Recommendations of the Editorial team
I couldn’t vote for Willy in 1972, but I wouldn’t have chosen Barzel. Willy Brandt’s familiar, grating, tormented tone accompanied me through my youth and beyond. He remained as the oracle and conscience of the SPD and as party chairman. Helmut Schmidt, who succeeded him as chancellor in 1974, often had a different opinion. And Herbert Wehner anyway. This troika was the good old social democracy: side by side and divided.
Only the hiking club in 1994 was similarly funny: Rudolf Scharping, Gerhard Schröder and Oskar Lafontaine formed a triumvirate, and the most unlikely among them was the candidate for chancellor. Scharping achieved the impossible: he lost to Helmut Kohl, who was no longer so popular, and found his private happiness in the swimming pool. Lafontaine gave an incendiary speech at the 1995 party conference and was elected party leader. Then he sulks and joins another party.
Since then, the carousel of SPD chairmen has been spinning ever faster: Gerhard Schröder, Franz Müntefering, Matthias Platzeck, Kurt Beck, Sigmar Gabriel, Martin Schulz, Andrea Nahles, then the tandem of Saskia Esken and Norbert Walter-Borjans and finally the line-up of Bärbel Bas and Lars Klingbeil. “The best job after Pope,” as grandfather Müntefering called it, can also be filled by duos. But the office goes by quickly.
Did Lars Klingbeil make a big mistake?
The last good speech of the Social Democrats was given by Kevin Kühnert, then Juso chairman, about red socks. You can see this in a long-term documentary on ARD. Bärbel Bas got a little mushy in front of her young comrades when she castigated the gentlemen of industry who were making fun of her, or at least laughing.
Lars Klingbeil did not get along well with Hubertus Heil, the social bear, who is therefore no longer in the cabinet.

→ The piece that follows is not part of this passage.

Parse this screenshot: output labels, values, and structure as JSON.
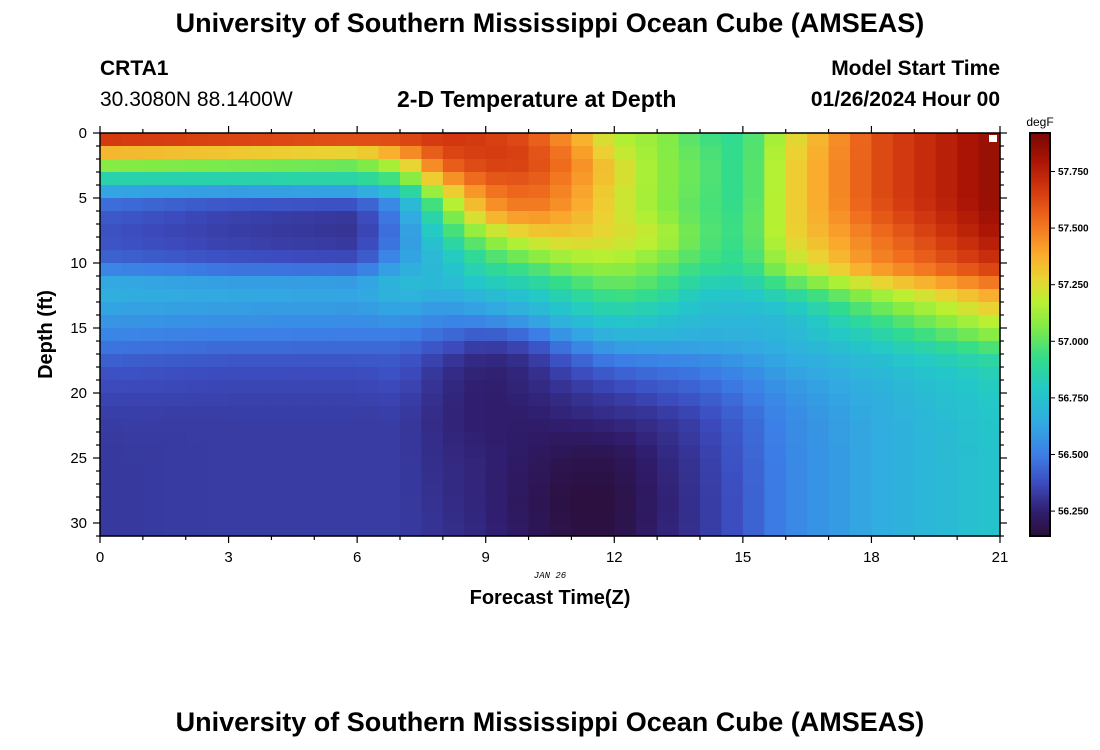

Some think that Klingbeil made a mistake by having no use for the very popular labor minister.
On the other hand, Heil is “too closely linked to citizens’ money,” as if he had decided and named it alone. The analysis of the notorious “committees” showed that the SPD is no longer the party of the workers. This could be because there are fewer workers than in 1922, but the remaining workers prefer to vote for the AfD. And the citizens’ benefit recipients apparently don’t vote enthusiastically for the SPD, otherwise they would have to get more than 14 percent of the vote.
After Rhineland-Palatinate was lost, Katarina Barley from the Palatinate almost had to cry at Markus Lanz when she had to explain the decline of her party. The explanation goes something like this: The “working middle” no longer feels at home in social democracy. But neither is the working upstairs. And neither does the working bottom. Soon even the unions mutinied.
It’s better not to have any personal consequences
After Olaf Scholz brought the unpopular traffic light to an end, the slowing influence of the small SPD in the coalition is now being criticized. Who flirts with inheritance tax without being able to succeed with this demand in state elections and in the polls. Lars Klingbeil announced personnel consequences after the elections in Baden-Württemberg and Rhineland-Palatinate, but does not want to take them because they would affect him and Bas. The candidate Alexander Schweitzer didn’t even travel to Berlin.
The legendary charismatic Boris Pistorius, the last patron of social democracy and highly valued by voters, will not come out of cover. And the SPD should not use up Lower Saxony. He is their only chance that the Social Democrats could nominate another chancellor in three years. If he campaigns against his own party.